Staging design on your system is the key to get a stable plotting. If you have 3090ti, the new version 0.7 will be much faster. and also require even higher continuous SSD sequential R/W performance. I use 3 pcie 4 SSD as raid0 and fstrim it every time after a plot move out. btw, GPU plotting don't need ramdisk so -2 can skip. If your SSD is heavily used before , you can also check it health status by sudo smartctl -a /dev/nvme1n1 etc to confirm the SSD have no errors.

if smartctl don't detect any error, the way to make your SSD ready for plot is: sudo rm /mnt/RAID/* ; sudo fstrim /mnt/RAID ;

you can put all those into a bash shell like this:

#!/bin/bash
for i in {1..10}
do 
  # just run one plot and leave final plot file in tmp drive.
  echo "start plot " ${i}
  ./arc_plot -r 32 -G -n 1 -c  -f  -t /mnt/RAID/ -d /mnt/RAID
  # sleep few second
  sleep 3
  # move plot file to destination.
  echo "move plot " ${i}
  mv /mnt/RAID/*.plot /mnt/DYSK/
  sleep 3
  # clean up tmp drive for next plot.
  echo "clean up tmp drive"
  rm /mnt/RAID/* ; sudo fstrim /mnt/RAID ;
done

above example is just for reference, you can add more stuff into it. also keep in mind , if you wana run a shell with sudo, you should add your self into sudo group and set it to ignore the password, or just run it as root.

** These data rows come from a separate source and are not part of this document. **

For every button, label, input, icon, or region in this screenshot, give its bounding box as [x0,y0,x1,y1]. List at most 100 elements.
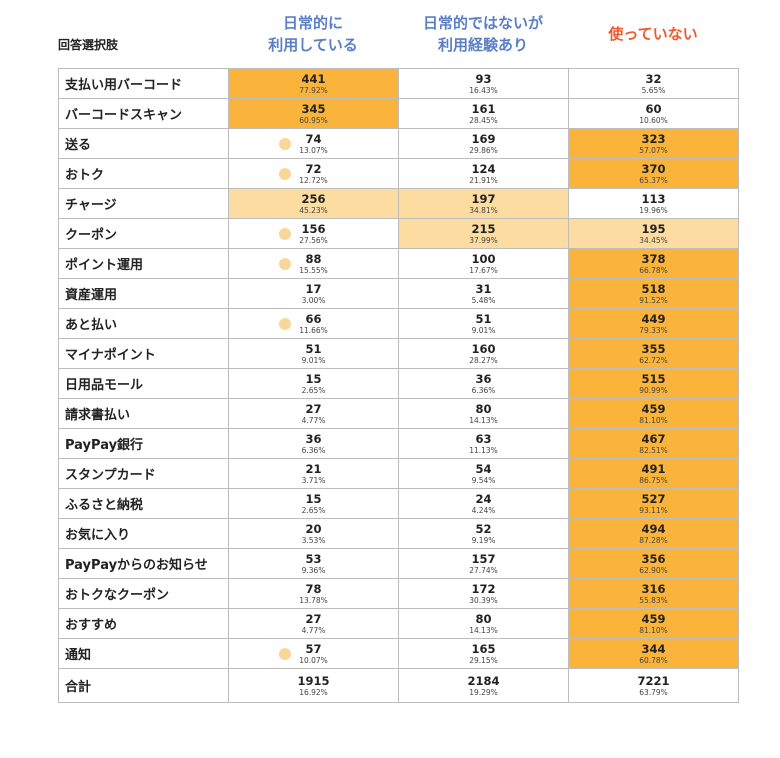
cell-count: 80 [475,611,492,626]
data-cell: 66 11.66% [228,308,399,339]
cell-count: 160 [471,341,496,356]
highlight-dot [279,257,291,270]
data-cell: 2184 19.29% [398,668,569,703]
cell-count: 169 [471,131,496,146]
column-header-2: 使っていない [608,25,698,43]
cell-count: 60 [645,101,662,116]
cell-count: 491 [641,461,666,476]
cell-count: 355 [641,341,666,356]
cell-count: 157 [471,551,496,566]
data-cell: 24 4.24% [398,488,569,519]
data-cell: 459 81.10% [568,608,739,639]
cell-percent: 4.77% [301,415,326,425]
row-label: チャージ [58,188,229,219]
data-cell: 197 34.81% [398,188,569,219]
cell-count: 7221 [637,673,670,688]
data-cell: 20 3.53% [228,518,399,549]
row-label: PayPay銀行 [58,428,229,459]
row-label: 通知 [58,638,229,669]
cell-percent: 62.90% [639,565,668,575]
cell-percent: 93.11% [639,505,668,515]
cell-percent: 5.65% [641,85,666,95]
cell-percent: 30.39% [469,595,498,605]
data-cell: 124 21.91% [398,158,569,189]
cell-count: 17 [305,281,322,296]
data-cell: 78 13.78% [228,578,399,609]
data-cell: 344 60.78% [568,638,739,669]
cell-percent: 9.36% [301,565,326,575]
cell-count: 24 [475,491,492,506]
table-header: 回答選択肢 日常的に 利用している 日常的ではないが 利用経験あり 使っていない [58,0,738,68]
cell-count: 52 [475,521,492,536]
cell-count: 2184 [467,673,500,688]
cell-percent: 19.29% [469,687,498,697]
cell-percent: 21.91% [469,175,498,185]
data-cell: 88 15.55% [228,248,399,279]
cell-percent: 6.36% [471,385,496,395]
table-row: マイナポイント 51 9.01% 160 28.27% 355 62.72% [58,338,739,369]
row-header-label: 回答選択肢 [58,38,119,52]
table-row: 請求書払い 27 4.77% 80 14.13% 459 81.10% [58,398,739,429]
table-row: おすすめ 27 4.77% 80 14.13% 459 81.10% [58,608,739,639]
data-cell: 165 29.15% [398,638,569,669]
cell-count: 74 [305,131,322,146]
cell-percent: 28.27% [469,355,498,365]
cell-percent: 9.19% [471,535,496,545]
cell-percent: 28.45% [469,115,498,125]
row-label: 支払い用バーコード [58,68,229,99]
cell-percent: 90.99% [639,385,668,395]
data-cell: 51 9.01% [228,338,399,369]
data-cell: 467 82.51% [568,428,739,459]
data-cell: 527 93.11% [568,488,739,519]
cell-count: 370 [641,161,666,176]
cell-count: 467 [641,431,666,446]
row-label: おトクなクーポン [58,578,229,609]
data-cell: 36 6.36% [398,368,569,399]
row-label: 請求書払い [58,398,229,429]
row-label: あと払い [58,308,229,339]
usage-table: 支払い用バーコード 441 77.92% 93 16.43% 32 5.65% バーコードスキ… [58,68,739,703]
cell-percent: 29.86% [469,145,498,155]
data-cell: 157 27.74% [398,548,569,579]
table-row: 送る 74 13.07% 169 29.86% 323 57.07% [58,128,739,159]
highlight-dot [279,647,291,660]
cell-count: 21 [305,461,322,476]
cell-percent: 62.72% [639,355,668,365]
cell-count: 316 [641,581,666,596]
cell-count: 215 [471,221,496,236]
data-cell: 27 4.77% [228,398,399,429]
table-row: ポイント運用 88 15.55% 100 17.67% 378 66.78% [58,248,739,279]
highlight-dot [279,317,291,330]
data-cell: 21 3.71% [228,458,399,489]
data-cell: 370 65.37% [568,158,739,189]
cell-percent: 29.15% [469,655,498,665]
data-cell: 60 10.60% [568,98,739,129]
cell-count: 51 [305,341,322,356]
cell-count: 449 [641,311,666,326]
data-cell: 52 9.19% [398,518,569,549]
data-cell: 172 30.39% [398,578,569,609]
cell-percent: 2.65% [301,385,326,395]
cell-percent: 15.55% [299,265,328,275]
data-cell: 323 57.07% [568,128,739,159]
cell-count: 66 [305,311,322,326]
table-row: 日用品モール 15 2.65% 36 6.36% 515 90.99% [58,368,739,399]
data-cell: 54 9.54% [398,458,569,489]
cell-percent: 77.92% [299,85,328,95]
data-cell: 27 4.77% [228,608,399,639]
cell-percent: 37.99% [469,235,498,245]
data-cell: 356 62.90% [568,548,739,579]
cell-count: 53 [305,551,322,566]
table-row: おトク 72 12.72% 124 21.91% 370 65.37% [58,158,739,189]
row-label: 合計 [58,668,229,703]
data-cell: 345 60.95% [228,98,399,129]
cell-count: 27 [305,611,322,626]
data-cell: 160 28.27% [398,338,569,369]
cell-count: 78 [305,581,322,596]
data-cell: 80 14.13% [398,608,569,639]
data-cell: 515 90.99% [568,368,739,399]
cell-count: 172 [471,581,496,596]
data-cell: 156 27.56% [228,218,399,249]
table-row: 通知 57 10.07% 165 29.15% 344 60.78% [58,638,739,669]
data-cell: 80 14.13% [398,398,569,429]
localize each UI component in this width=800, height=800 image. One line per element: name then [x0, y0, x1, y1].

WillBVT commented 1 year ago

Hey there,

Thanks a lot for your responses, much appreciated.

So far I haven't detected any issues with my memory and cpu stability, running the usual tests. I haven't had issues running hundreds of plots with BB or MMX on the same system. Arc_plot times are quite a bit better though for cpu plotting.

As you suggested I tried running with a mounted Ram disk rather then the -R parameter but it doesn't seem to make a difference. I also tried setting final directory to my second SSD array and using my -t as stage so the plot transfer was only taking about 1.5 minutes. This also doesn't seem to help.

When I get some time I may try a version of the script you suggested above and report back.

Thanks again!

smartbitcoin commented 1 year ago

Over burned SSD is like a HDD have bad sector. most plotting instability is b/c aged SSD have issue. above script is for help refresh your old SSD and remove all fragment and re-trim it for plotting task. but SSD will still eventually die if aged too bad.